Breakfast Together Before the Game

Tuesday November 30, 2021

Photo: Stewart Lytle / The Town Common. Tyke Karopoulos serves the Newburyport High School football players

REGIONAL — Food and football are a Thanksgiving tradition, and nowhere more so than at the Port City Sandwich Co. on the Wednesday morning when the Newburyport High School football team gathers for breakfast before the final game of the season. 

This year, host Amesbury High School pulled out a narrow win, 12-7, over rival Newburyport at Landry Memorial Stadium, bringing home regional bragging rights as the winner of the J. Walter Chase trophy, the 2021 champion of the Cape Ann League. 

In advance of the game, Tyke Karopoulos, owner of the Port City Sandwich shop, takes great pride in serving steaming trays of scrambled eggs, bacon and sausage to probably dozens of members of the team. He clears off the bread trays and turns his popular sandwich shop into a breakfast buffet.

The team breakfast at Port City has been a tradition since 2012, when the boosters asked if Karopoulos would be interested in hosting the traditional breakfast.

For years, the team had crossed the Merrimack River to Salisbury on the morning before the game, where the boosters picked up the tab for breakfast at the old Fish Tail Diner. Karopoulos jumped at the chance, telling the boosters not only would he host the breakfast, but would do it for free, covering the food costs plus his time.

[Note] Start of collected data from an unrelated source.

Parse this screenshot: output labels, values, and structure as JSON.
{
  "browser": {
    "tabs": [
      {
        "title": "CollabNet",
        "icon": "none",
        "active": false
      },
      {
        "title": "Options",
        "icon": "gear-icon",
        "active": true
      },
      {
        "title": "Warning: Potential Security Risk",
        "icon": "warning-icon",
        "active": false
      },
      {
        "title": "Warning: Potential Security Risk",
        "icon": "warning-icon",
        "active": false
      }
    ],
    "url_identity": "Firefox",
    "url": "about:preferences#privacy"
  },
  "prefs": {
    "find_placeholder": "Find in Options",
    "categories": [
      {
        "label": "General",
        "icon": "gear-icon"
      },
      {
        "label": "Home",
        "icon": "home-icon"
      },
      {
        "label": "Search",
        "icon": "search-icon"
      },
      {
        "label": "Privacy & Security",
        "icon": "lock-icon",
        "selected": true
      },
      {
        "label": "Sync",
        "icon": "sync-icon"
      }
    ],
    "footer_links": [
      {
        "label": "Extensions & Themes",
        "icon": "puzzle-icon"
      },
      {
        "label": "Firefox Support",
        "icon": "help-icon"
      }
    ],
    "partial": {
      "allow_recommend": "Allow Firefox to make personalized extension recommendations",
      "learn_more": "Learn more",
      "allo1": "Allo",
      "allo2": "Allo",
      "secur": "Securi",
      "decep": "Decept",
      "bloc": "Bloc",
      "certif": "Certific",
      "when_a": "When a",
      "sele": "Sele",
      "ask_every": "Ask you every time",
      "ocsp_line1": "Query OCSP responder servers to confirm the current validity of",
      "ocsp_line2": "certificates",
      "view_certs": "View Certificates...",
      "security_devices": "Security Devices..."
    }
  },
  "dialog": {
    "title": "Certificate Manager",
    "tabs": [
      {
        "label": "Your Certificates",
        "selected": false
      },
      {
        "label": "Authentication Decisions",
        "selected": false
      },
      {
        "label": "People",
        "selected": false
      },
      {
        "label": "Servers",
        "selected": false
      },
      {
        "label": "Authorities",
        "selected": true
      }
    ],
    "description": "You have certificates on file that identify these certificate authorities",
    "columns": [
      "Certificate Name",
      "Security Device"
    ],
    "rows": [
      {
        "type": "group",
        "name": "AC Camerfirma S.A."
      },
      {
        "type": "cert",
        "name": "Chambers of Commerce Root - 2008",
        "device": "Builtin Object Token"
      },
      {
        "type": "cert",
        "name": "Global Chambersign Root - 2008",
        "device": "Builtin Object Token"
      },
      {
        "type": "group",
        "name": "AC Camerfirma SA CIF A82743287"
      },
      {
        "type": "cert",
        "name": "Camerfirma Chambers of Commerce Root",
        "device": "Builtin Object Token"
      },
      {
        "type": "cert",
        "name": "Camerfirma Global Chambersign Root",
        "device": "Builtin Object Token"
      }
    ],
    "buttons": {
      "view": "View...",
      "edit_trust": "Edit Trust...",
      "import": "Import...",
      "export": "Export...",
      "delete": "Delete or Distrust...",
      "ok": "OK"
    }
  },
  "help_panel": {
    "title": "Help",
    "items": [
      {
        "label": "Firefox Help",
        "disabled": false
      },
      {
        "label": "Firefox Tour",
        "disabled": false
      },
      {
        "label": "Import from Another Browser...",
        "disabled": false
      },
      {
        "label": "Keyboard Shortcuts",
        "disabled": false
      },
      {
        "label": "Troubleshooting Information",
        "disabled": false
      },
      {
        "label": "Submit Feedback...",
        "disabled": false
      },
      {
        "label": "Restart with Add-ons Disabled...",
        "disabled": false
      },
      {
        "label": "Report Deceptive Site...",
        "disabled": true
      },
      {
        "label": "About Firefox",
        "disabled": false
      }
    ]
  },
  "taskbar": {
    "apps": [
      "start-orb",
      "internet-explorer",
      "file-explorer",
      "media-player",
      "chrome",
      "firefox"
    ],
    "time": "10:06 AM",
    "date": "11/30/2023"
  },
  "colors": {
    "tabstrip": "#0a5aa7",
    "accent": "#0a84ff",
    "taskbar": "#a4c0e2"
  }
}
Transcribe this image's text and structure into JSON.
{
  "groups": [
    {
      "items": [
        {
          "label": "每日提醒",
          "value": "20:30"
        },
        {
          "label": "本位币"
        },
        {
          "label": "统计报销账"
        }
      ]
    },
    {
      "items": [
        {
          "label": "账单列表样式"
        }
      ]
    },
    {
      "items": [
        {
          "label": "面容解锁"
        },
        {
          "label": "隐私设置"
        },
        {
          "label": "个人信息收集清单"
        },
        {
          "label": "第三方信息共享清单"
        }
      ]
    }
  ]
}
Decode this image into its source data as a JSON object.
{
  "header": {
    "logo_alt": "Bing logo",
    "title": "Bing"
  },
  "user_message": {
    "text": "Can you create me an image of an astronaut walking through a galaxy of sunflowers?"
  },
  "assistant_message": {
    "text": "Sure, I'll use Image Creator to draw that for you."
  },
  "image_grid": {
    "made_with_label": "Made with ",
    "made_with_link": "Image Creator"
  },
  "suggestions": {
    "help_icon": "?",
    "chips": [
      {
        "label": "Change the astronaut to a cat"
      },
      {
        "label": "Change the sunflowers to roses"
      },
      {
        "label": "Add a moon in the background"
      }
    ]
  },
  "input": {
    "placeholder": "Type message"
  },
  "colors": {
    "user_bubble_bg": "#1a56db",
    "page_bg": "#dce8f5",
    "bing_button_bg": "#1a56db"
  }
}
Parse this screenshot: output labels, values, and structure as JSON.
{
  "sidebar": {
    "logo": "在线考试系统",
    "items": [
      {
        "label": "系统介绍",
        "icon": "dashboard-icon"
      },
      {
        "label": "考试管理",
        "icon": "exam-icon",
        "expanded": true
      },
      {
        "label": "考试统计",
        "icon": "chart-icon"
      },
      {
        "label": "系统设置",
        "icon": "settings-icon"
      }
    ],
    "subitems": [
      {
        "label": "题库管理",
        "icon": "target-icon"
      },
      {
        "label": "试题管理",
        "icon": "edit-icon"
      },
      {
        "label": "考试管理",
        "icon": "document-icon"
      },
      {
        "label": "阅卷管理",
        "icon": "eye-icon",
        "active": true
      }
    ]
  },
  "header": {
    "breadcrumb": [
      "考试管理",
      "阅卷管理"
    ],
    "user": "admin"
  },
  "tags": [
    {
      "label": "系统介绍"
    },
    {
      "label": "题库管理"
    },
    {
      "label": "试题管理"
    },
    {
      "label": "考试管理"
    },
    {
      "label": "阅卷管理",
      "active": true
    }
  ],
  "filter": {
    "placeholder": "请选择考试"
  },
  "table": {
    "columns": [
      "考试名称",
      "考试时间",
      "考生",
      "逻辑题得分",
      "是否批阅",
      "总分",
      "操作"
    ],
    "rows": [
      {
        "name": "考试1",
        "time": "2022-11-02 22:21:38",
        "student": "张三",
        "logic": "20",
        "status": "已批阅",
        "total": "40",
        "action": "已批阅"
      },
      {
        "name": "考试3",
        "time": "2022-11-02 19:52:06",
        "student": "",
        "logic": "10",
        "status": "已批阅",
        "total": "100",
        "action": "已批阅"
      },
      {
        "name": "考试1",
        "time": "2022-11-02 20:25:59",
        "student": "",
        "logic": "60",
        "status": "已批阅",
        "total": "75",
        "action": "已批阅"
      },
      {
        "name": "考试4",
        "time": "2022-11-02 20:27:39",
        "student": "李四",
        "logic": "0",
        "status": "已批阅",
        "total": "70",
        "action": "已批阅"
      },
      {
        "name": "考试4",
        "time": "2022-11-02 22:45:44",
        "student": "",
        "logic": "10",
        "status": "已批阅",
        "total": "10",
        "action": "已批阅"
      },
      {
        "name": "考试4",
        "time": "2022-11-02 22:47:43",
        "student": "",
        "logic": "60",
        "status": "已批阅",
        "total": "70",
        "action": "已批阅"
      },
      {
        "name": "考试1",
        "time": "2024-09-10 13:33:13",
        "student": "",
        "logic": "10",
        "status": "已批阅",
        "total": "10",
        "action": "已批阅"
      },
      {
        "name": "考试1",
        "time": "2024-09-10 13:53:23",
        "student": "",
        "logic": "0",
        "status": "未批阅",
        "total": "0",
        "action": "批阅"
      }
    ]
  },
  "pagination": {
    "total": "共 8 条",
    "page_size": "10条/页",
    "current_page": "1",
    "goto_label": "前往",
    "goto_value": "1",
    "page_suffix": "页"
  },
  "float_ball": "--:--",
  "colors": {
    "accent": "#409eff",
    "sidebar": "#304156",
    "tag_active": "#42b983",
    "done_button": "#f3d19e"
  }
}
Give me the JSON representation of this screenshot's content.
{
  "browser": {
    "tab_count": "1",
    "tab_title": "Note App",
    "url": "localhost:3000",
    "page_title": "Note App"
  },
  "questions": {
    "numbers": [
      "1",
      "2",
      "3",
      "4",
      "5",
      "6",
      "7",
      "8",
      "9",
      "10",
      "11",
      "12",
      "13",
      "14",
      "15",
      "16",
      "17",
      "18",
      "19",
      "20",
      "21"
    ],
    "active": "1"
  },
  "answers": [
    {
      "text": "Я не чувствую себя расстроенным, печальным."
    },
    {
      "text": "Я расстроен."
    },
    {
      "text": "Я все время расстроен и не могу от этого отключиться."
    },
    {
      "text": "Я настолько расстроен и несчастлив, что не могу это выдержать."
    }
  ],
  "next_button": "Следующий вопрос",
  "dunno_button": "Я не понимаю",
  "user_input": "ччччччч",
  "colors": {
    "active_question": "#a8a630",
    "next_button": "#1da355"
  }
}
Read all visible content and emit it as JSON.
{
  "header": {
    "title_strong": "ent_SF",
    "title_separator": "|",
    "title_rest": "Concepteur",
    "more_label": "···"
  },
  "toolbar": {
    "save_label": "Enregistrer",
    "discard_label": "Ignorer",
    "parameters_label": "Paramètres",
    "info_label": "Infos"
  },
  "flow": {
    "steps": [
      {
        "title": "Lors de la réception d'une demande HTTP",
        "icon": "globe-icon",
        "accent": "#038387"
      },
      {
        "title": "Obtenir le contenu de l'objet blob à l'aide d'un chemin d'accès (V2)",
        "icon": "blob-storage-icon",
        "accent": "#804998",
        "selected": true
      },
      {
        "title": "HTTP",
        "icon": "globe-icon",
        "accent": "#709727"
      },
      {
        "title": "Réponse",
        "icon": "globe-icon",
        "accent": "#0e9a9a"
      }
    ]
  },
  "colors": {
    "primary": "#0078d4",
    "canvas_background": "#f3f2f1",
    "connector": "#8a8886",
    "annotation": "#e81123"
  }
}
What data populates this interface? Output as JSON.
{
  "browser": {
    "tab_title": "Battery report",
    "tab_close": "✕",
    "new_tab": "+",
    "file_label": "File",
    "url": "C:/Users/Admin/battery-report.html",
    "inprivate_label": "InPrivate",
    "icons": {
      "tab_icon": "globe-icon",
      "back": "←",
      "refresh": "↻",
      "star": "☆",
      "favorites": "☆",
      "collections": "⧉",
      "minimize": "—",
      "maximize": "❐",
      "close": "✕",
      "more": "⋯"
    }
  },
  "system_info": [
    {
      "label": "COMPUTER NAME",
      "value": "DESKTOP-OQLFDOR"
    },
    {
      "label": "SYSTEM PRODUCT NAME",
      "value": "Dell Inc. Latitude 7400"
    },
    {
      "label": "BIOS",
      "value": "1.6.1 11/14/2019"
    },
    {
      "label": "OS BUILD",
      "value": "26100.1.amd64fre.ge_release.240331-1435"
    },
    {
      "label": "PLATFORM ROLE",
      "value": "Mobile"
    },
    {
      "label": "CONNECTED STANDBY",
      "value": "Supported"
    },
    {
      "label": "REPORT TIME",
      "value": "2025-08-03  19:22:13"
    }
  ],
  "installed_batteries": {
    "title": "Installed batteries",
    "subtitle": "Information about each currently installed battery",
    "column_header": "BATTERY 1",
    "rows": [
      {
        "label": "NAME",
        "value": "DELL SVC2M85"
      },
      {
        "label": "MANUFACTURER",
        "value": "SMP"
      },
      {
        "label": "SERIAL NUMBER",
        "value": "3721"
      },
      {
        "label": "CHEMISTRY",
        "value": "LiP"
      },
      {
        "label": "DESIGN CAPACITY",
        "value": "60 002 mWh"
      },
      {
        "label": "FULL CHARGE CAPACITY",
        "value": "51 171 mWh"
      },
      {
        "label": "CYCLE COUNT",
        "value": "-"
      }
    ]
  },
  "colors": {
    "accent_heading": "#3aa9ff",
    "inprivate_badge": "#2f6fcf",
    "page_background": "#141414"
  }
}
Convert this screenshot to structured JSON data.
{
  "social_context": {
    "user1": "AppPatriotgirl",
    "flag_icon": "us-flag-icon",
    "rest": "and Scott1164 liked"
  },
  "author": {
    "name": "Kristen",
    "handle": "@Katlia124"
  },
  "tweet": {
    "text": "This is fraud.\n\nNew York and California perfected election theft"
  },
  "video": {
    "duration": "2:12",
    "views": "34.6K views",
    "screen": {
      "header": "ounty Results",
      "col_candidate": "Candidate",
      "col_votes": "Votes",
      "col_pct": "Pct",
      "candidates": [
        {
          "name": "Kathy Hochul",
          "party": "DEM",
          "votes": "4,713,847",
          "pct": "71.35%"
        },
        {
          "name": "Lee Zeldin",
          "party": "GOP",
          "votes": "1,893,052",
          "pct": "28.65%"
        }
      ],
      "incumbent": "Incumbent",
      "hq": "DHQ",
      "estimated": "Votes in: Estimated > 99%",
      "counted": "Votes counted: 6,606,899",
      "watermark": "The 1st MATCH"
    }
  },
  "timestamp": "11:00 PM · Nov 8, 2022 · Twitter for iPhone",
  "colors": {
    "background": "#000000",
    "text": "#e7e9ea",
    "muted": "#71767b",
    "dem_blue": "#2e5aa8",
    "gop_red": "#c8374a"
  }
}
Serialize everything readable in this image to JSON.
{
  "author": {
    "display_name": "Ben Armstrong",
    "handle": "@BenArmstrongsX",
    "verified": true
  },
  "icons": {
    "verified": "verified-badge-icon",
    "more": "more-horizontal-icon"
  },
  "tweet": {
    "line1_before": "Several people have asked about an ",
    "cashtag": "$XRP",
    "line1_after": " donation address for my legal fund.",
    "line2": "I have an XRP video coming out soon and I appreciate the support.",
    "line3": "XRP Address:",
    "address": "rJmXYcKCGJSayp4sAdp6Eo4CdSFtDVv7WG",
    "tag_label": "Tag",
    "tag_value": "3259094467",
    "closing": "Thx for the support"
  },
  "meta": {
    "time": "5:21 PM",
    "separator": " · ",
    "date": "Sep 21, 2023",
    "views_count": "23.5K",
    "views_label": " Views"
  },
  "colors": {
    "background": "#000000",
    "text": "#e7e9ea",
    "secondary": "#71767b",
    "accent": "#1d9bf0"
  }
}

He begins cooking at 3:30 a.m. on the day of the breakfast. The parents of the year’s captain bring in extra tables and chairs for the team.

“It’s the highlight of my year. Football is my thing,” said Karopoulos, who played high school football himself in Somerville and at Northeastern University. Today, he coaches flag football teams when not making sandwiches and says with pride that six of his former flag footballers, including his son, Tyler, a sophomore, now play for the Newburyport junior varsity team.

Since he was a boy, Tyler has helped prepare the breakfast buffet. This year, he got to enjoy it as a player.

The players, who arrived at 6:30 a.m. before heading to school for the Color Day pep rally, appreciated both the breakfast and the attention. As they sat down to eat, they yelled out in unison, “Thank you, Tyke.”

Cole Jones, who came on crutches from an injury in the third game of the year, summed up the team’s emotions. He said, “It lets us know what we are playing for – the community.”